Shooters is a useful starting point when considering gun culture. Kohn begins by explaining what ‘gun enthusiasm’ actually involves as well as briefly discussing what guns represent to some gun enthusiasts, although this is also discussed generally throughout the book.  Through describing the various competitions and activities that shooters participate in, Kohn then reveals to the reader the extent to which guns play a part in shooters’ lives, resulting in the shooters engaging in a separate world - the world of gun enthusiasm.

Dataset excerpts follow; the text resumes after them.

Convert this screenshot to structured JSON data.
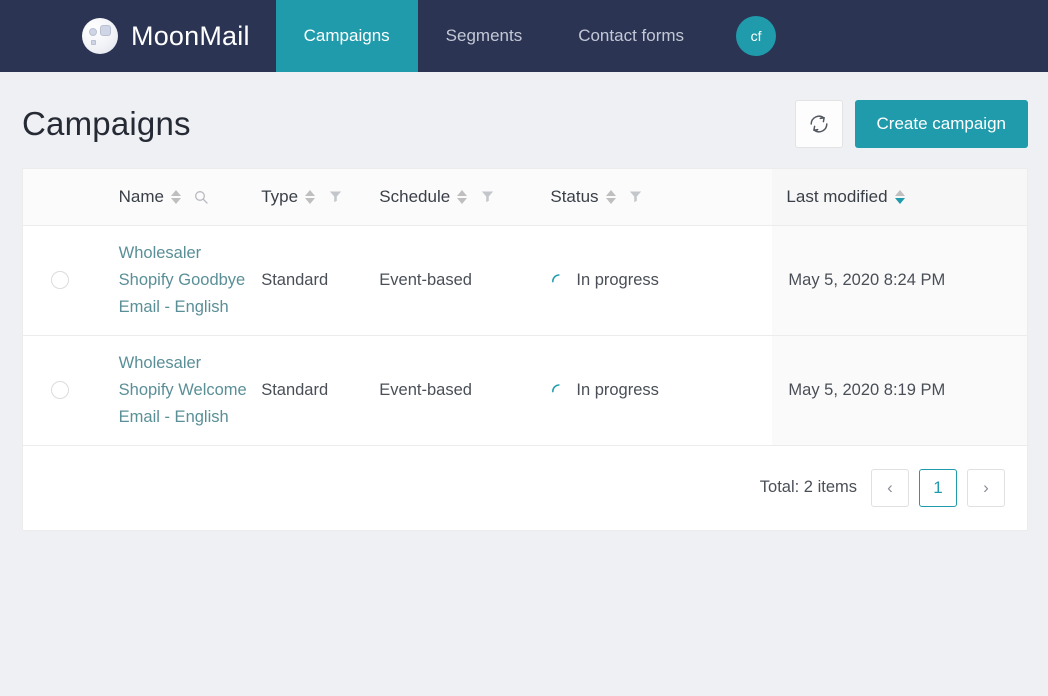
{
  "nav": {
    "brand": "MoonMail",
    "logo_icon": "moon-icon",
    "items": [
      {
        "label": "Campaigns",
        "active": true
      },
      {
        "label": "Segments",
        "active": false
      },
      {
        "label": "Contact forms",
        "active": false
      }
    ],
    "avatar_initials": "cf"
  },
  "page": {
    "title": "Campaigns",
    "refresh_icon": "refresh-icon",
    "create_button": "Create campaign"
  },
  "table": {
    "columns": [
      {
        "key": "name",
        "label": "Name",
        "sort": "none",
        "tool": "search-icon"
      },
      {
        "key": "type",
        "label": "Type",
        "sort": "none",
        "tool": "filter-icon"
      },
      {
        "key": "schedule",
        "label": "Schedule",
        "sort": "none",
        "tool": "filter-icon"
      },
      {
        "key": "status",
        "label": "Status",
        "sort": "none",
        "tool": "filter-icon"
      },
      {
        "key": "last_modified",
        "label": "Last modified",
        "sort": "desc",
        "tool": "none"
      }
    ],
    "rows": [
      {
        "selected": false,
        "name": "Wholesaler Shopify Goodbye Email - English",
        "type": "Standard",
        "schedule": "Event-based",
        "status": "In progress",
        "status_icon": "spinner-icon",
        "last_modified": "May 5, 2020 8:24 PM"
      },
      {
        "selected": false,
        "name": "Wholesaler Shopify Welcome Email - English",
        "type": "Standard",
        "schedule": "Event-based",
        "status": "In progress",
        "status_icon": "spinner-icon",
        "last_modified": "May 5, 2020 8:19 PM"
      }
    ]
  },
  "footer": {
    "total": "Total: 2 items",
    "prev": "‹",
    "page_current": "1",
    "next": "›"
  },
  "colors": {
    "header_bg": "#2b3553",
    "accent": "#1f9bac",
    "page_bg": "#eff0f4",
    "link": "#5a8f97"
  }
}
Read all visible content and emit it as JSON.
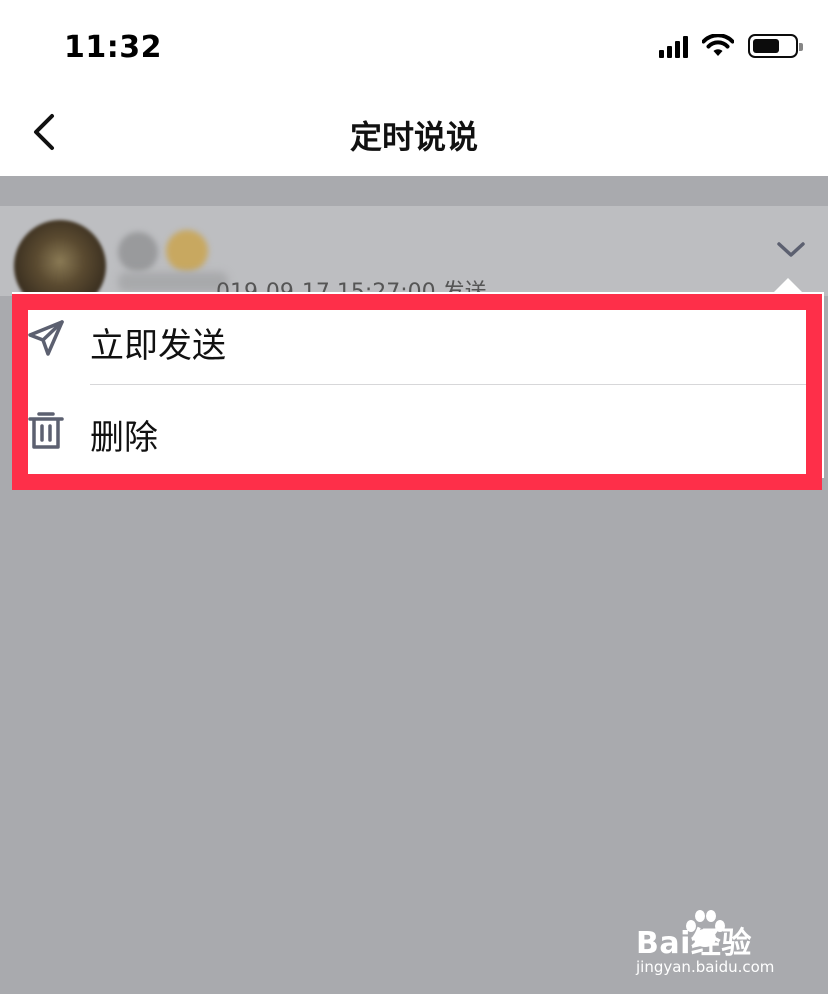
{
  "status_bar": {
    "time": "11:32"
  },
  "nav": {
    "title": "定时说说",
    "back_icon": "chevron-left-icon"
  },
  "post": {
    "time_text": "019-09-17 15:27:00 发送",
    "expand_icon": "chevron-down-icon"
  },
  "menu": {
    "items": [
      {
        "label": "立即发送",
        "icon": "send-icon"
      },
      {
        "label": "删除",
        "icon": "trash-icon"
      }
    ]
  },
  "watermark": {
    "brand": "Bai经验",
    "site": "jingyan.baidu.com"
  },
  "colors": {
    "overlay": "#a9aaae",
    "highlight": "#fe2f49",
    "icon": "#5c6070"
  }
}
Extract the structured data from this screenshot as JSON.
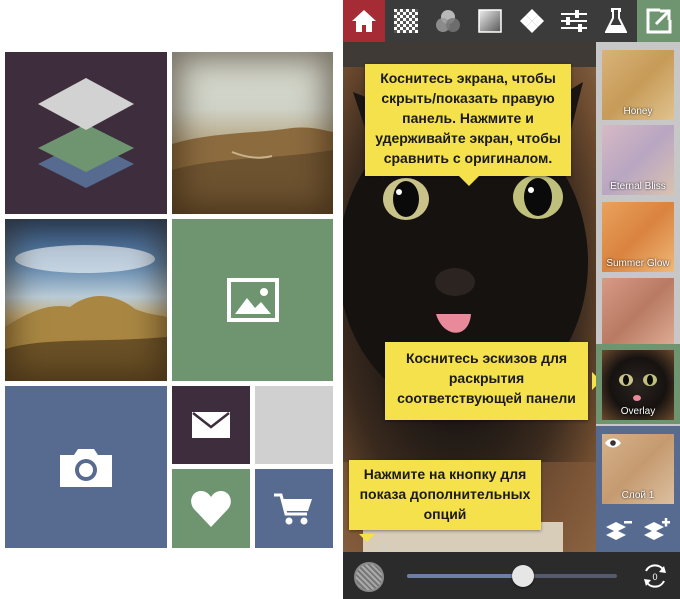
{
  "tooltips": {
    "top": [
      "Коснитесь экрана, чтобы",
      "скрыть/показать правую",
      "панель. Нажмите и",
      "удерживайте экран, чтобы",
      "сравнить с оригиналом."
    ],
    "thumbs": [
      "Коснитесь эскизов для",
      "раскрытия",
      "соответствующей панели"
    ],
    "button": [
      "Нажмите на кнопку для",
      "показа дополнительных",
      "опций"
    ]
  },
  "textures": [
    {
      "label": "Honey"
    },
    {
      "label": "Eternal Bliss"
    },
    {
      "label": "Summer Glow"
    },
    {
      "label": ""
    },
    {
      "label": "Overlay"
    },
    {
      "label": "Слой 1"
    }
  ],
  "toolbar_icons": [
    "home-icon",
    "checker-texture-icon",
    "circles-blend-icon",
    "gradient-square-icon",
    "diamond-icon",
    "sliders-icon",
    "flask-icon",
    "share-icon"
  ],
  "slider": {
    "value": 0.55
  },
  "colors": {
    "home": "#a52b34",
    "share": "#6f9570",
    "bubble": "#f5e14c",
    "plum": "#3e2d3d",
    "green": "#6f9570",
    "blue": "#566b8f"
  }
}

Kohn’s interviews suggest that the shooters’ enthusiasm for guns comes from the notion that guns help them to discover their identity because it has connotations of nation and power, which the predominantly white middle-class shooters do not feel they have in contemporary multi-cultural America.  Whilst Kohn herself tries to perform the role of mediator between pro-gun and pro-gun control or anti-gun, this is conflicted by her role as a vehicle through which the shooters can defend themselves and their enthusiasm for guns.  This results in Kohn offering a detailed but ultimately very biased account of the gun culture in America, which only seems to take into account the experiences of the mainly white, middle-class Americans who enjoy guns recreationally.  Their reasons against gun control, basically that it is un-American, means that whilst their enthusiasm is appreciated, it is difficult to sympathise with their complaints against gun control or anti-gun organisations.